A Natural Language Counterfactual Generator for Exploring Bias in Sentiment Analysis Algorithms

Overview

This project is a digression from the project on Interactive Model Cards. It focuses on providing a person more ways to explore a model's outputs through the generation of alternatives (technically counterfactuals). We believe the use of multiple alternatives may allow people to better understand the limitations of a model and develop a sense of its trustworthiness and bias.

Known Limitations
  • Words not in the spaCy vocab for en_core_web_lg won't have vectors and so won't have the ability to create similarity scores.
  • WordNet provides many limitations due to its age and lack of funding for ongoing maintenance. It provides access to a large variety of the English language but certain words simply do not exist.
  • There are currently only 2 lists (Countries and Professions). We would like to find community curated lists for: Race, Sexual Orientation and Gender Identity (SOGI), Religion, age, and other protected statuses.
  • We do not have a custom pipeline for Named Entity Recognition (NER), or a matcher, to identify complex terms (ex. "two spirit", "male to female", "Asian American", etc.) and so these will not be fully available for interrogation.
Key Dependencies and Packages
  1. Hugging Face Transformers - the model we've designed this iteration for is hosted on hugging face.
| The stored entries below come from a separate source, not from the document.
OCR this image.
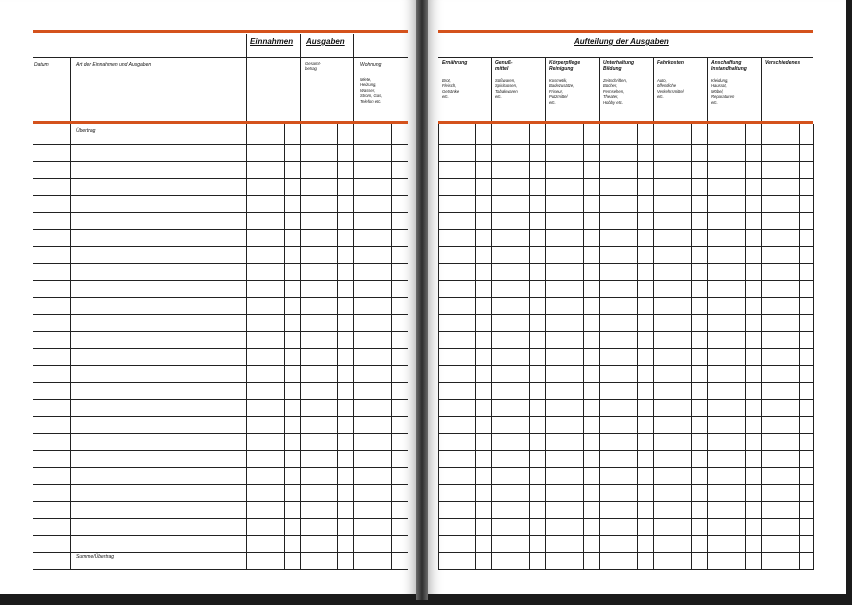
Einnahmen Ausgaben
Datum	Art der Einnahmen und Ausgaben	Gesamt-
betrag
Wohnung
Miete,
Heizung,
Wasser,
Strom, Gas,
Telefon etc.
Übertrag
Summe/Übertrag
Aufteilung der Ausgaben
Ernährung
Brot,
Fleisch,
Getränke
etc.
Genuß-
mittel
Süßwaren,
Spirituosen,
Tabakwaren
etc.
Körperpflege
Reinigung
Kosmetik,
Badezusätze,
Friseur,
Putzmittel
etc.
Unterhaltung
Bildung
Zeitschriften,
Bücher,
Fernsehen,
Theater,
Hobby etc.
Fahrkosten
Auto,
öffentliche
Verkehrsmittel
etc.
Anschaffung
Instandhaltung
Kleidung,
Hausrat,
Möbel,
Reparaturen
etc.
Verschiedenes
It is: distilbert-base-uncased-finetuned-sst-2-english.
  2. Streamlit - This is the library we're using to build the prototype app because it is easy to stand up and quick to fix.
  3. spaCy - This is the main NLP Library we're using and it runs most of the text manipulation we're doing as part of the project.
  4. NLTK + WordNet - This is the initial lexical database we're using because it is accessible directly through Python and it is free. We will be considering a move to ConceptNet for future iterations based on better lateral movement across edges.
  5. Lime - We chose Lime over Shap because Lime has more of the functionality we need. Shap appears to provide greater performance but is not as easily suited to our original designs.
  6. Altair - We're using Altair because it's well integrated into Streamlit.